Johann Duhaupas s'est préparé dans son club à Abbeville, où tout a été mis en place pour faire au mieux compte tenu du temps qui manquait. «Il a eu son cocon familial, l'environnement était très favorable», assure Medhi Ameur. «On a fait venir des sparring-partners, mais trouver rapidement des hommes de 2 mètres, ce n'est pas facile. On a réussi, il a pu s'entraîner avec deux Ukrainiens qui ont croisé les gants avec les Klitschko.»
Le boxeur d'Abbeville sait que la chance ne se représentera pas de sitôt. Il est seulement le quatrième Français à combattre pour un titre mondial chez les lourds. La dernière fois, c'était en 2012 lorsque Jean-Marc Mormeck a affronté Wladimir Klitschko. En cas de victoire, il serait le premier tricolore à décrocher une ceinture dans la catégorie. Prudent, il préfère ne pas trop y songer: «Bien sûr que j'y pense, mais je ne vais pas me mettre de pression supplémentaire. Il faut quand même reconnaître que ce serait quelque chose pour la boxe en France.»
Deontay Wilder n'est pas invincible. Si son palmarès plaide pour lui, il a battu peu de grandes pointures. De plus, il est habitué à affronter des combattants souvent beaucoup plus petits que lui. Lucide, le Français énumère les points forts de son adversaire: «Il est puissant, rapide, grand et sait se servir de son allonge.» Mais, il connaît aussi son point faible : «Il est trop fougueux. De ses adversaires, je serai un des plus coriaces. J'espère qu'il va me sous-estimer». Hélas, Malik Scott, un ancien sparring-partner de l'Abbevillois a pu prévenir son compatriote. D'après le site d'information Netboxe en affirmant: «Duhaupas est très solide mentalement et le plus dangereux chez lui c'est qu'il pense pouvoir gagner.» Rapé pour l'effet de surprise.

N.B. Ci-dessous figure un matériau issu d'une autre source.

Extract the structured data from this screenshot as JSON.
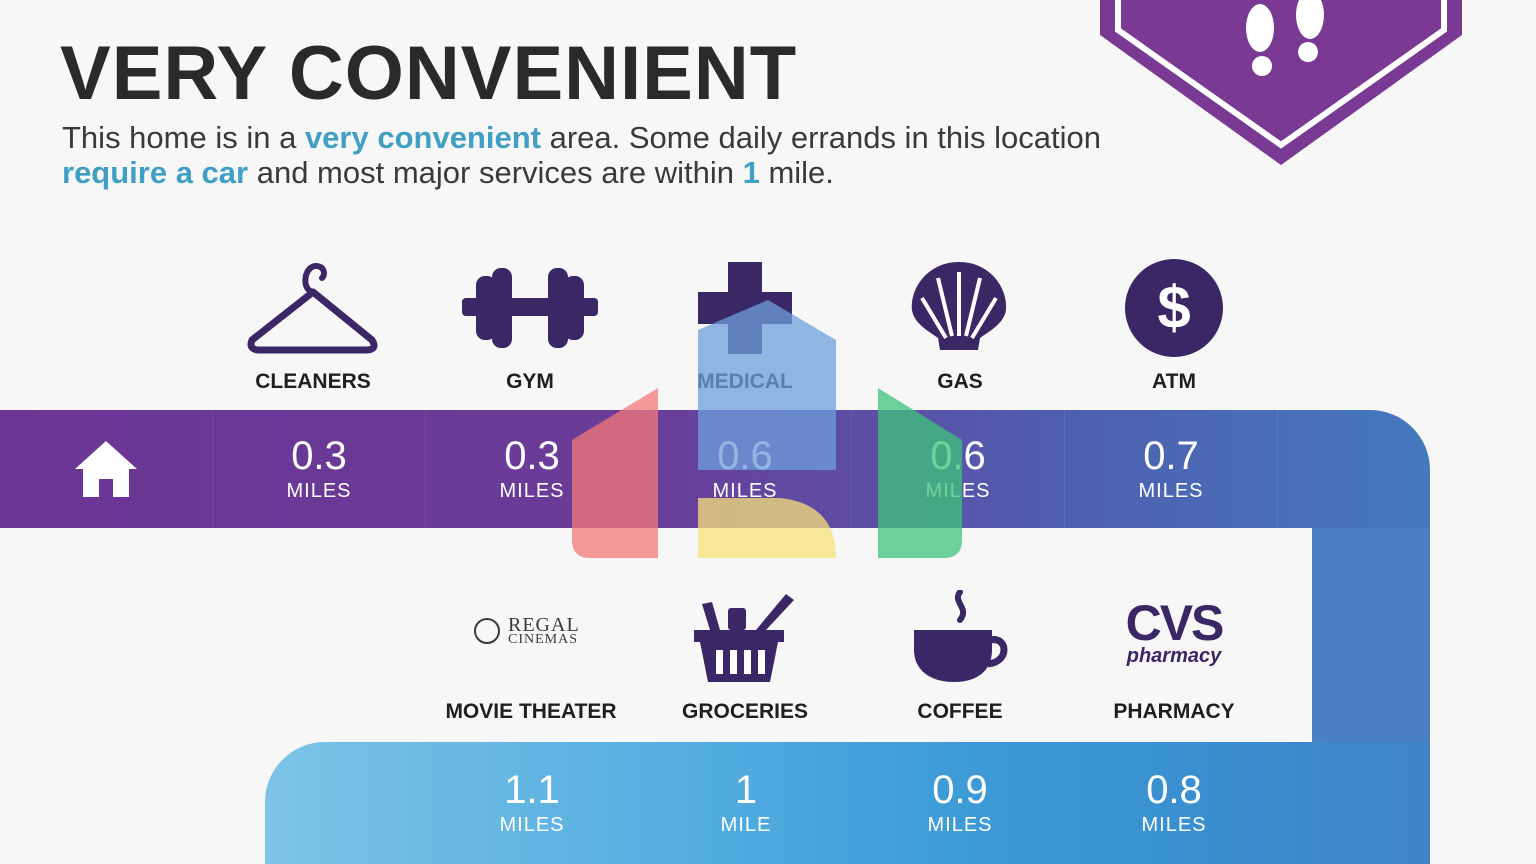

La belle histoire, le Français se sent prêt à l'écrire :«J'ai démarré tard, à 19 ans. Par contre, j'ai commencé à aimer la boxe à cinq ans, en regardant Rocky. Hors du monde de la boxe, je suis un inconnu, et on m'offre ma chance. Mon histoire pourrait être celle de Rocky.»
(1) Le combat sera retransmis en direct sur Bein Sport, dans la nuit de samedi à dimanche, à 2h15.